The Pacific Northwest was another tenuous area, with competing claims registered by the United States, Britain, Spain and Russia. In order to shore up American interests in newly-acquired Louisiana, Jefferson received Congressional approval to sponsor an expedition led by Meriwether Lewis and William Clark. Beyond the terms of this approval, and under secret encouragement from Jefferson, the two men continued on beyond Louisiana to the Pacific coast, led through the wilderness by the Shoshone guide Sacajawea.
These first pioneers blazed a rapid trail of ensuing settlement. Behind the support of Jefferson, Congress encouraged westward expansion by reducing the minimum farm size for sale from 320 to 160 acres. At a minimum initial payment of $80 in cash, any citizen could stake a claim on a frontier farm. Such opportunity vastly increased the number of potential pioneers and did much to increase the flow of European immigration to America.
The country they arrived in was unquestionably a changed one. Founded on the values of democracy and liberty, the United States compromised its first principles beyond retrieval in the machinations of the Louisiana Purchase. As Henry Adams wrote, in purchasing Louisiana, Jefferson bought a foreign colony without its consent and against its will...made himself monarch of the new territory, and wielded over it, against its protests, the powers of its old kings. Such a sweeping and unjustified exercise of executive privilege effectively, as Jefferson admitted, made blank paper of the Constitution.

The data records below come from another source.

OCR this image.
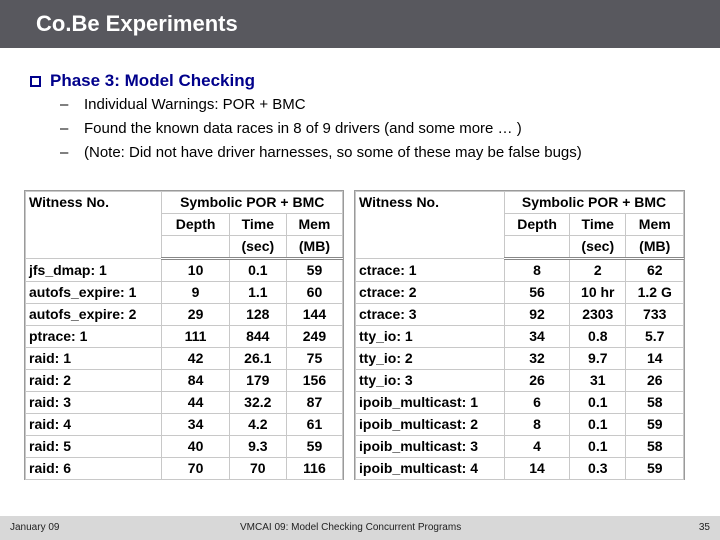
Co.Be Experiments
Phase 3: Model Checking
– Individual Warnings: POR + BMC
– Found the known data races in 8 of 9 drivers (and some more … )
– (Note: Did not have driver harnesses, so some of these may be false bugs)
Witness No.	Symbolic POR + BMC		
	Depth	Time	Mem
		(sec)	(MB)
jfs_dmap: 1	10	0.1	59
autofs_expire: 1	9	1.1	60
autofs_expire: 2	29	128	144
ptrace: 1	111	844	249
raid: 1	42	26.1	75
raid: 2	84	179	156
raid: 3	44	32.2	87
raid: 4	34	4.2	61
raid: 5	40	9.3	59
raid: 6	70	70	116
Witness No.	Symbolic POR + BMC		
	Depth	Time	Mem
		(sec)	(MB)
ctrace: 1	8	2	62
ctrace: 2	56	10 hr	1.2 G
ctrace: 3	92	2303	733
tty_io: 1	34	0.8	5.7
tty_io: 2	32	9.7	14
tty_io: 3	26	31	26
ipoib_multicast: 1	6	0.1	58
ipoib_multicast: 2	8	0.1	59
ipoib_multicast: 3	4	0.1	58
ipoib_multicast: 4	14	0.3	59
January 09	VMCAI 09: Model Checking Concurrent Programs	35
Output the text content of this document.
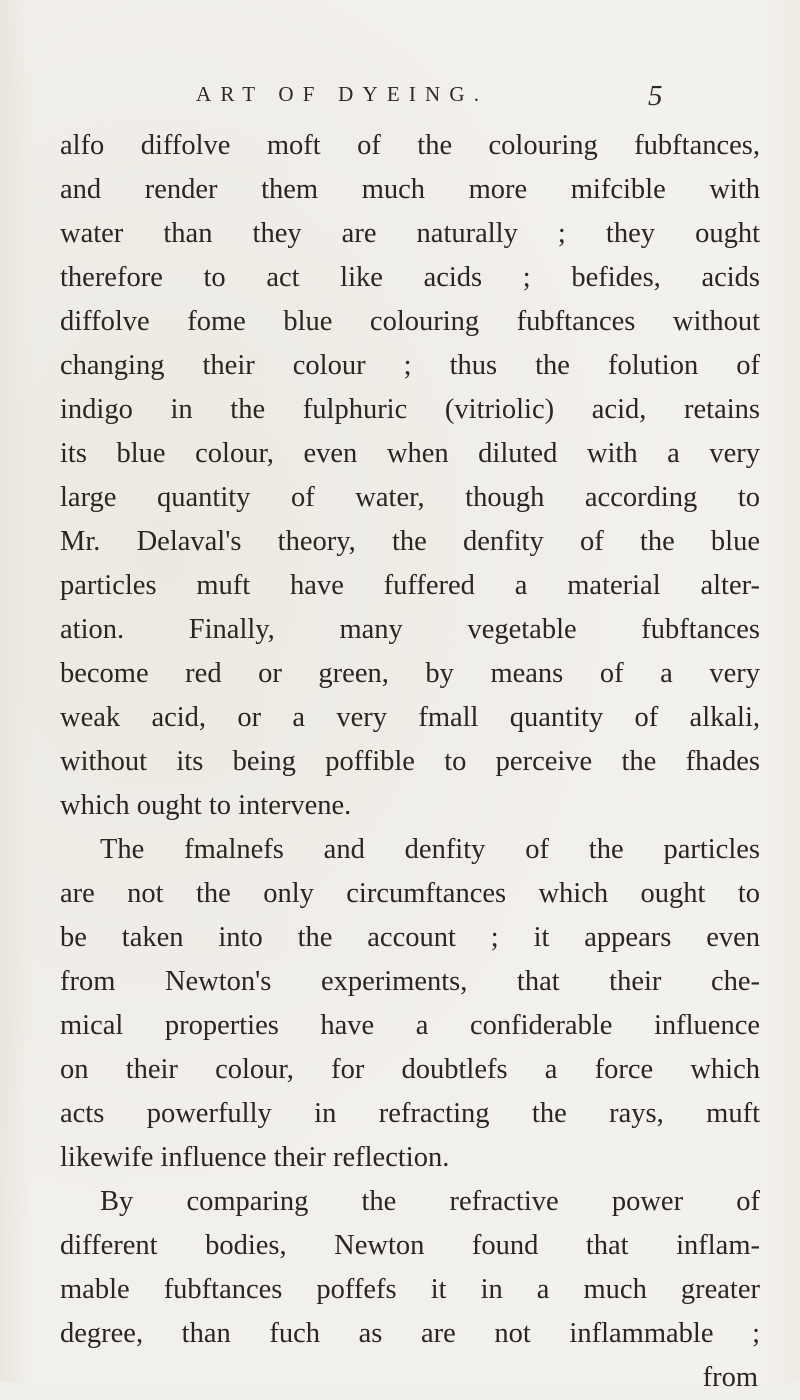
ART OF DYEING.	5
alfo diffolve moft of the colouring fubftances,
and render them much more mifcible with
water than they are naturally ; they ought
therefore to act like acids ; befides, acids
diffolve fome blue colouring fubftances without
changing their colour ; thus the folution of
indigo in the fulphuric (vitriolic) acid, retains
its blue colour, even when diluted with a very
large quantity of water, though according to
Mr. Delaval's theory, the denfity of the blue
particles muft have fuffered a material alter-
ation. Finally, many vegetable fubftances
become red or green, by means of a very
weak acid, or a very fmall quantity of alkali,
without its being poffible to perceive the fhades
which ought to intervene.
The fmalnefs and denfity of the particles
are not the only circumftances which ought to
be taken into the account ; it appears even
from Newton's experiments, that their che-
mical properties have a confiderable influence
on their colour, for doubtlefs a force which
acts powerfully in refracting the rays, muft
likewife influence their reflection.
By comparing the refractive power of
different bodies, Newton found that inflam-
mable fubftances poffefs it in a much greater
degree, than fuch as are not inflammable ;
from
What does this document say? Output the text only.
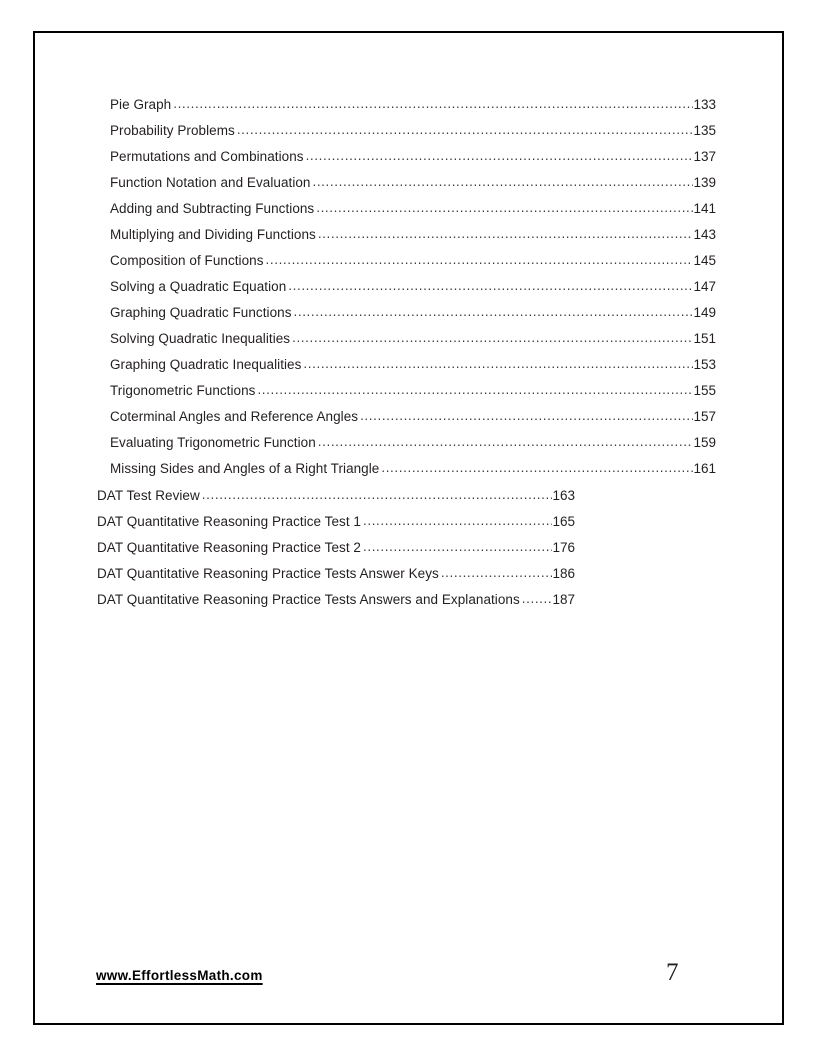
Pie Graph .....	133
Probability Problems .....	135
Permutations and Combinations .....	137
Function Notation and Evaluation .....	139
Adding and Subtracting Functions .....	141
Multiplying and Dividing Functions .....	143
Composition of Functions .....	145
Solving a Quadratic Equation .....	147
Graphing Quadratic Functions .....	149
Solving Quadratic Inequalities .....	151
Graphing Quadratic Inequalities .....	153
Trigonometric Functions .....	155
Coterminal Angles and Reference Angles .....	157
Evaluating Trigonometric Function .....	159
Missing Sides and Angles of a Right Triangle .....	161
DAT Test Review .....	163
DAT Quantitative Reasoning Practice Test 1 .....	165
DAT Quantitative Reasoning Practice Test 2 .....	176
DAT Quantitative Reasoning Practice Tests Answer Keys .....	186
DAT Quantitative Reasoning Practice Tests Answers and Explanations ..... 187
www.EffortlessMath.com	7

Whither the Union, in the face of such changes? Already divided by the Appalachians, the further frontiers of the Mississippi and the Rockies began to segment a once unified nation into a patchwork of landscapes and levels of civilization. Jefferson, for one, was not overly concerned with the future of everlasting Union. Recognizing the diffusion at hand, he remarked in 1804 that whether we remain in one confederacy, or form into Atlantic and Mississippi confederations, I believe not very important to the happiness of either part. But in Jeffersons second term, happiness would be in short supply indeed, due as much to internal divisions as to the convoluted series of European wars which gradually brought the American economy to its knees.